The new experimental procedure involves inserting normal copies of the faulty RPE65 gene into cells of the retina -- the light-sensitive layer of cells at the back of the eye -- using a harmless virus or vector.

The British doctors are working alongside Seattle, Washington-based biotech firm Targeted Genetics Corp, which made the vector being used in the Phase I/II trial.

It will be several months before the success of the procedure can be properly assessed but medics said there had been no complications so far.

The move into human testing follows 15 years of laboratory and animal experimentation, including tests on dogs whose vision was restored to the extent they could navigate a maze with ease.

''Testing it for the first time in patients is very important and exciting and represents a huge step towards establishing gene therapy for the treatment of many different eye conditions,'' Robin Ali, professor of human molecular genetics at UCL, said in a statement.

The clinical trial was given 1 million pounds of funding by Britain's Department of Health, which said the pioneering research underlined the country's leading position in gene therapy in Europe.

The idea of using gene therapy to fix diseases caused by genetic faults has long appealed to scientists, although getting the idea to work in practice has proved tricky.

Some gene therapy approaches have helped patients.

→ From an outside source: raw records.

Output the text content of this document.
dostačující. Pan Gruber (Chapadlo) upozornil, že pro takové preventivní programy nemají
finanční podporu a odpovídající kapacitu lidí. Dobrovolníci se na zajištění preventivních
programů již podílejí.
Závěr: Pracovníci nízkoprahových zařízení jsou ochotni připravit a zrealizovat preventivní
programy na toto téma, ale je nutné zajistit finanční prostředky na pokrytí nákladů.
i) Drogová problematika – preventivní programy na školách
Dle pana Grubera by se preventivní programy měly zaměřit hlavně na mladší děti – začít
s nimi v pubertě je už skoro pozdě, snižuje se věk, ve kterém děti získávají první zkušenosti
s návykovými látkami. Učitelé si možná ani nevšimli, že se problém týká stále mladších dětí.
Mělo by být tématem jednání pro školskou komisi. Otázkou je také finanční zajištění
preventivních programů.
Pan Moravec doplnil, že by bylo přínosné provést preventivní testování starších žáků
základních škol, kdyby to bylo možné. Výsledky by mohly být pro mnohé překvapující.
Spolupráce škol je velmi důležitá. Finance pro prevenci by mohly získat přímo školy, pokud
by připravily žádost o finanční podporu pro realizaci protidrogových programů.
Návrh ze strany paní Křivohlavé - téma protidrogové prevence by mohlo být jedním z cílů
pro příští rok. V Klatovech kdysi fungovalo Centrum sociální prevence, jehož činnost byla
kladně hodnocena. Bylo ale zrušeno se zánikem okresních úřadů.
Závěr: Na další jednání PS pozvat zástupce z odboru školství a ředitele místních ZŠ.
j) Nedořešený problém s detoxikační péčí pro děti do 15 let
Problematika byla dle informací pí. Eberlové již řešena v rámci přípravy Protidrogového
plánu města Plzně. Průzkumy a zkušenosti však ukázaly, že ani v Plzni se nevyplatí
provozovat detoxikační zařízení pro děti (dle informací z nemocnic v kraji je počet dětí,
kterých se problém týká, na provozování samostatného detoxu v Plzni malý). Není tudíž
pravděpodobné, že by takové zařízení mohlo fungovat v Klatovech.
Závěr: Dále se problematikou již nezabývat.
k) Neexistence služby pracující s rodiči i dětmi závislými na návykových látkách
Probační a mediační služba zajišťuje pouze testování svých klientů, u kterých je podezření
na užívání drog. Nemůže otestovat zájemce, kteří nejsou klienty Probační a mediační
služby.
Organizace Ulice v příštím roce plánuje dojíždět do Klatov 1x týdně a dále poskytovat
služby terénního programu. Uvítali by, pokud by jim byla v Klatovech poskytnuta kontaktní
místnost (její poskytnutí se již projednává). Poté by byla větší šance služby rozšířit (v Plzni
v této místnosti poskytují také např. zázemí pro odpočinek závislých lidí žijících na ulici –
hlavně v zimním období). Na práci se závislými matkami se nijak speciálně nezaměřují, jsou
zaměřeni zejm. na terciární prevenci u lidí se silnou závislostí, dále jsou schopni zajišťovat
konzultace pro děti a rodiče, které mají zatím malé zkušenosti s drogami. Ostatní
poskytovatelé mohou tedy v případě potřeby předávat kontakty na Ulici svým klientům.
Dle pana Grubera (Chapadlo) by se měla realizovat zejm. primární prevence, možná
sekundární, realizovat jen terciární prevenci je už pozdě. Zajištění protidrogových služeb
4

But one 18-year-old volunteer died in a gene therapy experiment in 1999 and two French boys cured of a rare immune disease later developed leukaemia.

Over 70 per cent of gene therapy trials to date have been for cancer, where the process is complicated by the need to reach multiple sites in the body.

The eye, by contrast, is relatively straightforward, said Andrew George of London's Imperial College.

''The eye is good for gene therapy because it is a simple organ and it is easy to see what is going on. There is hope that once gene therapy is developed in the eye, scientists could move on to more complex organs,'' he said.